SharePoint 2010 - die Plattform für Zusammenarbeit in Gruppen, im Unternehmen, in Vereinen und im Web!

Der SharePoint BLOG:

InfoPath Präsentation am ShareCamp 2012 – Tipps, Tricks, Empfehlungen usw.

Ich durfte am ShareCamp 2012 spontan einen Vortrag zu InfoPath 2010 halten. Dass sowas spontan geht, mag überraschend klingen, aber so funktioniert nun ein ShareCamp: am Morgen sitzen alle 200 Teilnehmer zusammen beim Kaffee, und stimmen ab wer was vortragen wird. Wirklich cool :)

Da war ich also, und durfte mit ca. 60 Teilnehmern meine Best-Practices, Tipps und Tricks austauschen. Die Videoaufnahme ist misslungen (klappt nicht so gut mit der Beleuchtung usw.), aufgrund der vielen Feedbacks möchte ich jedoch einen Teil davon hier im Blog festhalten. Ich werde daher eine kleine Serie schreiben zu Best-Practices, Tipps und Tricks im InfoPath 2010 basierend auf meiner Session. Die Themen werden voraussichtlich:

  1. Arbeiten mit verschiedenen Ansichten für verschiedene Arbeitsblöcke
  2. Arbeits-Fortschritts-Status pflegen und sauber anzeigen in der Übersicht
  3. Details-Ansichten (Parent-Child) bei komplexen, wiederholenden Bereichen
  4. Datenstruktur im InfoPath – das XML-Schema – Do’s and Dont’s
  5. Steuerung der aktuellen Ansicht im InfoPath
  6. Drucken von InfoPath-Formularen oder deren Inhalte
  7. Komplexe Konfigurationen bei InfoPath Formularen
  8. Einfache Tipps zur deaktivierung von Buttons solange nicht benötigt

All das kann ich heute noch nicht schreiben, aber werde in den kommenden Wochen forlaufend ausbauen.
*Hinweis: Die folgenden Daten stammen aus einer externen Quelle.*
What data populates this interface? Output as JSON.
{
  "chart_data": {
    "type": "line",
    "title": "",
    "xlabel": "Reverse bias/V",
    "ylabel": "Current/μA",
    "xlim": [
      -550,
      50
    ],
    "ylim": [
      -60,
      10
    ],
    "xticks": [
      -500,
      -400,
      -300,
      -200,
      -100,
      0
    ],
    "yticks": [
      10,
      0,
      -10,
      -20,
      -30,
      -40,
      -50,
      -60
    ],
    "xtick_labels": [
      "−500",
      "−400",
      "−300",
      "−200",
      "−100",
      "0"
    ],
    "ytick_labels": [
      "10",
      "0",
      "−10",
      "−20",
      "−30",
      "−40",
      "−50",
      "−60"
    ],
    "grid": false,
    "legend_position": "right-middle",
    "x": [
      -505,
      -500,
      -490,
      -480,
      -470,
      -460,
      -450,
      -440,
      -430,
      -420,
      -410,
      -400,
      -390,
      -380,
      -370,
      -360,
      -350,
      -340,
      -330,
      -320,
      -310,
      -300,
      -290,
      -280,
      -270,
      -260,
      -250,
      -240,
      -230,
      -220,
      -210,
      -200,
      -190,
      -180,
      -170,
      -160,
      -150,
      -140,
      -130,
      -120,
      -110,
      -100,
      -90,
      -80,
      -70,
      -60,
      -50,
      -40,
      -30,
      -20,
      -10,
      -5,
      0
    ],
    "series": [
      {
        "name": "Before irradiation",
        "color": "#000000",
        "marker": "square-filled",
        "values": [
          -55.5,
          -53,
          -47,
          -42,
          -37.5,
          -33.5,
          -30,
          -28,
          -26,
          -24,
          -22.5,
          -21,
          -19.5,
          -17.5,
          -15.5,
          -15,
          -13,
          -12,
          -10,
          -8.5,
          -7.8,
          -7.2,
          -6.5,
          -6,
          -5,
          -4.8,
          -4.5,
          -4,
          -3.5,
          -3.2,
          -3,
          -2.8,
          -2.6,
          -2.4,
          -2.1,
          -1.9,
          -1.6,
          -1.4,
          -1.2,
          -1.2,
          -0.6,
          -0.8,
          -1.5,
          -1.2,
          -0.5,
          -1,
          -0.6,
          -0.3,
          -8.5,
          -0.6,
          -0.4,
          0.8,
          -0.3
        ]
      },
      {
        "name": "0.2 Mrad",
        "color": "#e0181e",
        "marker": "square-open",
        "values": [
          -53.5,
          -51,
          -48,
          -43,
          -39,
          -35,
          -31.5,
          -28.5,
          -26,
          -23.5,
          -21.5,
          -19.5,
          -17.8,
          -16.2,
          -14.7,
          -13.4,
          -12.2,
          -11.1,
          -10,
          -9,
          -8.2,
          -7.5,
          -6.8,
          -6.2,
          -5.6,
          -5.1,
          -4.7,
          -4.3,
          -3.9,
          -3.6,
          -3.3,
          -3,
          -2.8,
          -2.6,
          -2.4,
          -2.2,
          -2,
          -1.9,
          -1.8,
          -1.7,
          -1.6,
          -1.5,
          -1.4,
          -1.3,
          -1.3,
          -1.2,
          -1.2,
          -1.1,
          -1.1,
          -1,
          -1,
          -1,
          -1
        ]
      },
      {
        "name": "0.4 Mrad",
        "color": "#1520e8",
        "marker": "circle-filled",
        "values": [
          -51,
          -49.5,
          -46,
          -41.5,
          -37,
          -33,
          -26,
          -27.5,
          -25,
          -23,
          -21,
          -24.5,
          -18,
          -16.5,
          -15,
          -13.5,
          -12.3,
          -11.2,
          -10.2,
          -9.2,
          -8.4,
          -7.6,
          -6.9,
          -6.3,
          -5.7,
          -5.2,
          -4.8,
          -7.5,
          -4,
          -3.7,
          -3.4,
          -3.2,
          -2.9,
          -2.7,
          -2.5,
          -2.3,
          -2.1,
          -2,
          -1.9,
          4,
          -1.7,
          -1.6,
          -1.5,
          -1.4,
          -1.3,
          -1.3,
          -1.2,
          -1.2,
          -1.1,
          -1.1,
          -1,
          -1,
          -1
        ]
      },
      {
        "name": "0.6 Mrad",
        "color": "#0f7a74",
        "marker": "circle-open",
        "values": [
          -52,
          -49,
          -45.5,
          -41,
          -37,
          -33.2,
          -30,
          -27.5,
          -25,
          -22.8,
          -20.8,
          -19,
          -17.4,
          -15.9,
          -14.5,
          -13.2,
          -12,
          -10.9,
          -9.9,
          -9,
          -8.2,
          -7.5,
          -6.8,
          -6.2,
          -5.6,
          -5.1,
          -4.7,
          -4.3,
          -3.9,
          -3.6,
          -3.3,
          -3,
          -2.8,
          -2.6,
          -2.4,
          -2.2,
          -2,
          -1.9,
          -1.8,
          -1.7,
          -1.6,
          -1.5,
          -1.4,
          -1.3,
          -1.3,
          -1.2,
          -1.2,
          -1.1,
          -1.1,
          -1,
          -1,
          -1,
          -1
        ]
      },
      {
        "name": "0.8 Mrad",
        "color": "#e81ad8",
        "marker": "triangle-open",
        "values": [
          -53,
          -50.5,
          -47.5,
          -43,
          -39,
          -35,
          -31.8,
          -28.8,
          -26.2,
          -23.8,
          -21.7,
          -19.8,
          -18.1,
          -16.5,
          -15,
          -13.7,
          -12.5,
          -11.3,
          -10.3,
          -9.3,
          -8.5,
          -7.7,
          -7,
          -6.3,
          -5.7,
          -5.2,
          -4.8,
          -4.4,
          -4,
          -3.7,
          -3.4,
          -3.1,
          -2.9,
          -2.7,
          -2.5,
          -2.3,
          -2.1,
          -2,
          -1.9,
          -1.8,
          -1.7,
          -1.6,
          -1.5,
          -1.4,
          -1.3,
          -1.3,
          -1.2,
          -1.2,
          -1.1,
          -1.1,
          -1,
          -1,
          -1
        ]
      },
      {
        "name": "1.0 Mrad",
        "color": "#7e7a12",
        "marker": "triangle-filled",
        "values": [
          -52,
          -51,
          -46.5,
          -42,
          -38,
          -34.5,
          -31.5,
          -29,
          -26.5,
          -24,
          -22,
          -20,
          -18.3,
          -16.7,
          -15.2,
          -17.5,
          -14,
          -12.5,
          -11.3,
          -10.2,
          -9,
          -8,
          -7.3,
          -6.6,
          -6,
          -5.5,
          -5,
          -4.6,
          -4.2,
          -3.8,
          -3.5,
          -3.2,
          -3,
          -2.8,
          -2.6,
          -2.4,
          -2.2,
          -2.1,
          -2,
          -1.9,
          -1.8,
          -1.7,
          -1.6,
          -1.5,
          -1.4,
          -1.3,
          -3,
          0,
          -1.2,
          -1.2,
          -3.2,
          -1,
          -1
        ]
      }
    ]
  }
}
Wer interesse hat, am besten gleich den Feed abonnieren.

Alles Liebe
Daniel


Wissensmanagement im SharePoint Server 2010 mit dem Enterprise Wiki

Wissensmanagement

Die Definition von Wissensmanagement ist auf Wikipedia sehr ausführlich beschrieben. Oft wird auch das Modewort Social Software oder Social Tools verwendet, das sich mit dem Wissensmanagement zum Teil überschneidet.

Ein Wissensmanagement-System im SharePoint besteht immer aus mehreren Werkzeugen. Dies können Wiki und Dokumentenablagen sein, aber auch Videos, Bilderserien, Screenshots, FAQ (häufig gestellte Fragen und Antworten), oder andere Instrumente wie, welche Person hat welches Fachwissen (z.B. My Sites), Forum, Blog oder Umfragen.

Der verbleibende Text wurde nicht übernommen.